Bizim kızlardan biri dayanamayarak arabadan iner ve polis memuruna yalvarmaya başlar. "Memur bey, Ceren daha önce hiç ekip tarafından durdurulmadı. Lütfen bu seferlik affediniz, yarın hemen muayeneyi yaptırırız." der. Polis memuru, sinirli bir şekilde, "İyi ya, 80 yıl unutmaz artık bunu" diye karşılık verir.
Bizim kızlardan biri, polisin tavrından etkilenerek, "Memur bey, saat kaç oldu? Dört bayanız, evimize gitmeye çalışıyoruz. Lütfen bize izin verin de bu geceyi berbat etmeyelim." der. Polis memuru, soğuk bir şekilde, "Biz de çalışıyoruz ve buraya daha sabaha kadar kalacağız" diye cevap verir.
Bizim kızlar, sinirlendiler ve bir anlık öfkeyle, "Peki, biz de sabah işe gideceğiz, yine buraya döneceğiz" derler. Ceren, durumu toparlamaya çalışarak, "Neyse ya, cezasını öderiz, önemli değil..." der. Sonuç olarak, bizim kızlar cezayı yediler ve evlerine gitmeye devam ettiler.
Bu olay, bizim kızlar için ilginç ve komik bir anı olarak kaldı. Polis memurunun tavrı ise onları sinirlendirse de, cezanın ödenmesiyle olay kapandı.

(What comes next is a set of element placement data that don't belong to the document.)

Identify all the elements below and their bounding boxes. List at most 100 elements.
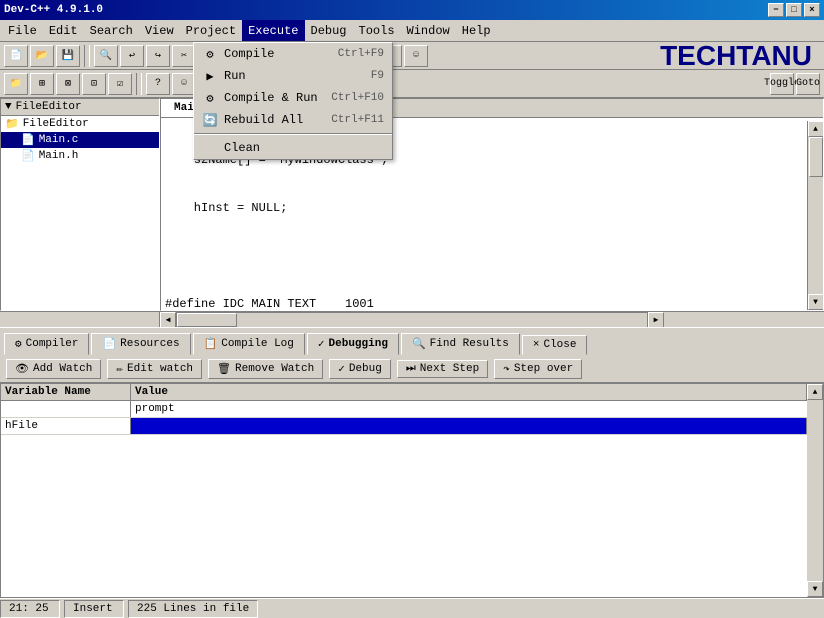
prompt-var-cell — [1, 401, 131, 417]
scroll-up-button[interactable]: ▲ — [808, 121, 824, 137]
find-results-label: Find Results — [430, 338, 509, 350]
save-button[interactable]: 💾 — [56, 45, 80, 67]
resources-label: Resources — [120, 338, 179, 350]
tree-mainc[interactable]: 📄 Main.c — [1, 132, 159, 148]
prompt-row — [1, 401, 823, 418]
clean-label: Clean — [224, 141, 260, 155]
horizontal-scrollbar[interactable]: ◀ ▶ — [0, 311, 824, 327]
hfile-value-cell — [131, 418, 807, 434]
minimize-button[interactable]: − — [768, 3, 784, 17]
compile-label: Compile — [224, 47, 274, 61]
menu-project[interactable]: Project — [180, 20, 242, 41]
prompt-input[interactable] — [135, 403, 803, 415]
undo-button[interactable]: ↩ — [120, 45, 144, 67]
debug-label: Debug — [349, 363, 382, 375]
code-line — [165, 248, 819, 264]
scroll-track[interactable] — [809, 137, 823, 294]
menu-clean[interactable]: Clean — [194, 137, 392, 159]
smiley-button[interactable]: ☺ — [404, 45, 428, 67]
menu-file[interactable]: File — [2, 20, 43, 41]
close-tab-icon: × — [533, 339, 540, 351]
remove-watch-label: Remove Watch — [235, 363, 314, 375]
tb2-btn1[interactable]: 📁 — [4, 73, 28, 95]
watch-scroll-down[interactable]: ▼ — [807, 581, 823, 597]
scroll-down-button[interactable]: ▼ — [808, 294, 824, 310]
menu-separator — [194, 133, 392, 135]
variable-name-header: Variable Name — [1, 384, 131, 400]
tb2-btn6[interactable]: ? — [146, 73, 170, 95]
compile-run-label: Compile & Run — [224, 91, 318, 105]
compile-log-label: Compile Log — [221, 338, 294, 350]
hscroll-left-button[interactable]: ◀ — [160, 312, 176, 328]
compiler-icon: ⚙ — [15, 337, 22, 351]
watch-scroll-up[interactable]: ▲ — [807, 384, 823, 400]
step-over-icon: ↷ — [503, 362, 510, 376]
tb2-btn4[interactable]: ⊡ — [82, 73, 106, 95]
file-c-icon: 📄 — [21, 133, 35, 147]
hscroll-spacer — [0, 312, 160, 328]
find-results-icon: 🔍 — [412, 337, 426, 351]
hfile-var-cell: hFile — [1, 418, 131, 434]
maximize-button[interactable]: □ — [786, 3, 802, 17]
edit-watch-icon: ✏ — [116, 362, 123, 376]
close-button[interactable]: × — [804, 3, 820, 17]
tab-debugging[interactable]: ✓ Debugging — [307, 333, 399, 355]
menu-debug[interactable]: Debug — [305, 20, 353, 41]
tab-close[interactable]: × Close — [522, 335, 588, 355]
filetree-header: ▼ FileEditor — [1, 99, 159, 116]
menu-help[interactable]: Help — [456, 20, 497, 41]
tab-compiler[interactable]: ⚙ Compiler — [4, 333, 89, 355]
compile-run-shortcut: Ctrl+F10 — [331, 92, 384, 104]
redo-button[interactable]: ↪ — [146, 45, 170, 67]
tab-compile-log[interactable]: 📋 Compile Log — [193, 333, 305, 355]
editor-section: ▼ FileEditor 📁 FileEditor 📄 Main.c 📄 Mai… — [0, 98, 824, 311]
next-step-button[interactable]: ⏭ Next Step — [397, 360, 488, 378]
tree-mainh[interactable]: 📄 Main.h — [1, 148, 159, 164]
tab-resources[interactable]: 📄 Resources — [91, 333, 190, 355]
separator4 — [136, 73, 142, 95]
step-over-button[interactable]: ↷ Step over — [494, 359, 582, 379]
add-watch-button[interactable]: 👁 Add Watch — [6, 359, 101, 379]
tb2-btn5[interactable]: ☑ — [108, 73, 132, 95]
filetree-expand[interactable]: ▼ — [5, 101, 12, 113]
zoom-button[interactable]: 🔍 — [94, 45, 118, 67]
file-tree: ▼ FileEditor 📁 FileEditor 📄 Main.c 📄 Mai… — [0, 98, 160, 311]
remove-watch-button[interactable]: 🗑 Remove Watch — [208, 359, 323, 379]
close-tab-label: Close — [543, 339, 576, 351]
menu-edit[interactable]: Edit — [43, 20, 84, 41]
hscroll-track[interactable]: ◀ ▶ — [160, 312, 664, 328]
rebuild-label: Rebuild All — [224, 113, 303, 127]
status-mode: Insert — [64, 600, 124, 618]
watch-scrollbar[interactable]: ▲ ▼ — [807, 384, 823, 597]
menu-execute[interactable]: Execute — [242, 20, 304, 41]
menu-window[interactable]: Window — [401, 20, 456, 41]
hscroll-right-button[interactable]: ▶ — [648, 312, 664, 328]
tree-fileditor[interactable]: 📁 FileEditor — [1, 116, 159, 132]
menu-rebuild[interactable]: 🔄 Rebuild All Ctrl+F11 — [194, 109, 392, 131]
rebuild-icon: 🔄 — [202, 112, 218, 128]
tb2-btn3[interactable]: ⊠ — [56, 73, 80, 95]
menu-view[interactable]: View — [139, 20, 180, 41]
menu-compile[interactable]: ⚙ Compile Ctrl+F9 — [194, 43, 392, 65]
hscroll-track-inner[interactable] — [176, 312, 648, 328]
menu-search[interactable]: Search — [84, 20, 139, 41]
watch-scroll-track[interactable] — [807, 400, 823, 581]
new-button[interactable]: 📄 — [4, 45, 28, 67]
tb2-btn2[interactable]: ⊞ — [30, 73, 54, 95]
edit-watch-button[interactable]: ✏ Edit watch — [107, 359, 202, 379]
scroll-thumb[interactable] — [809, 137, 823, 177]
hscroll-thumb[interactable] — [177, 313, 237, 327]
open-button[interactable]: 📂 — [30, 45, 54, 67]
debug-button[interactable]: ✓ Debug — [329, 359, 391, 379]
menu-run[interactable]: ▶ Run F9 — [194, 65, 392, 87]
tab-find-results[interactable]: 🔍 Find Results — [401, 333, 520, 355]
titlebar: Dev-C++ 4.9.1.0 − □ × — [0, 0, 824, 20]
code-line: #define IDC_MAIN_TEXT 1001 — [165, 296, 819, 307]
goto-button[interactable]: Goto — [796, 73, 820, 95]
menu-compile-run[interactable]: ⚙ Compile & Run Ctrl+F10 — [194, 87, 392, 109]
separator1 — [84, 45, 90, 67]
compile-log-icon: 📋 — [204, 337, 218, 351]
toggle-button[interactable]: Toggle — [770, 73, 794, 95]
menu-tools[interactable]: Tools — [353, 20, 401, 41]
vertical-scrollbar[interactable]: ▲ ▼ — [807, 121, 823, 310]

Polis memuru, içerdeki arkadaşına seslenir ve belgelerimizi kontrol etmemiz gerektiğini söyler. Ceren, çantasını alarak arabadan iner ve heyecanla "8 yıldır ehliyetim var ve ilk defa bir ekip tarafından durduruldum!" der. Bizim kızlar, gülerek polisin bu durumdan etkilenmiş olduğunu düşünürler.
Polis memuru, Ceren'i sarhoş sanar ve alkol testine tabi tutulmasını ister. Ceren, bir yandan üflerken bir yandan da ruhsatını aramaktadır. Sonunda ruhsatını bulur ve polise uzatırken, "Kusura bakmayın, biraz dağınık bir durumdayım" der. Bizim kızlar, bu duruma gülerek polisin dikkatini dağıtırlar.
Polis memuru, ruhsatı incelerken, Ceren'in ruhsatının içinden düşen salsa dersi telefon numarası yazılı kağıt parçasını ve alışveriş fişlerini görür. Bu durumdan dolayı Ceren'e kızarır ve bu eşyaları ona geri verir. Ayrıca, aracın muayenesinin geçtiği belirtilir.
Bizim kızlardan biri dayanamayarak arabadan iner ve polis memuruna yalvarmaya başlar. "Memur bey, Ceren daha önce hiç ekip tarafından durdurulmadı. Lütfen bu seferlik affediniz, yarın hemen muayeneyi yaptırırız." der. Polis memuru, sinirli bir şekilde, "İyi ya, 80 yıl unutmaz artık bunu" diye karşılık verir.
Bizim kızlardan biri, polisin tavrından etkilenerek, "Memur bey, saat kaç oldu? Dört bayanız, evimize gitmeye çalışıyoruz. Lütfen bize izin verin de bu geceyi berbat etmeyelim." der. Polis memuru, soğuk bir şekilde, "Biz de çalışıyoruz ve buraya daha sabaha kadar kalacağız" diye cevap verir.
Bizim kızlar, sinirlendiler ve bir anlık öfkeyle, "Peki, biz de sabah işe gideceğiz, yine buraya döneceğiz" derler. Ceren, durumu toparlamaya çalışarak, "Neyse ya, cezasını öderiz, önemli değil..." der. Sonuç olarak, bizim kızlar cezayı yediler ve evlerine gitmeye devam ettiler.
Bu olay, bizim kızlar için ilginç ve komik bir anı olarak kaldı. Polis memurunun tavrı ise onları sinirlendirse de, cezanın ödenmesiyle olay kapandı.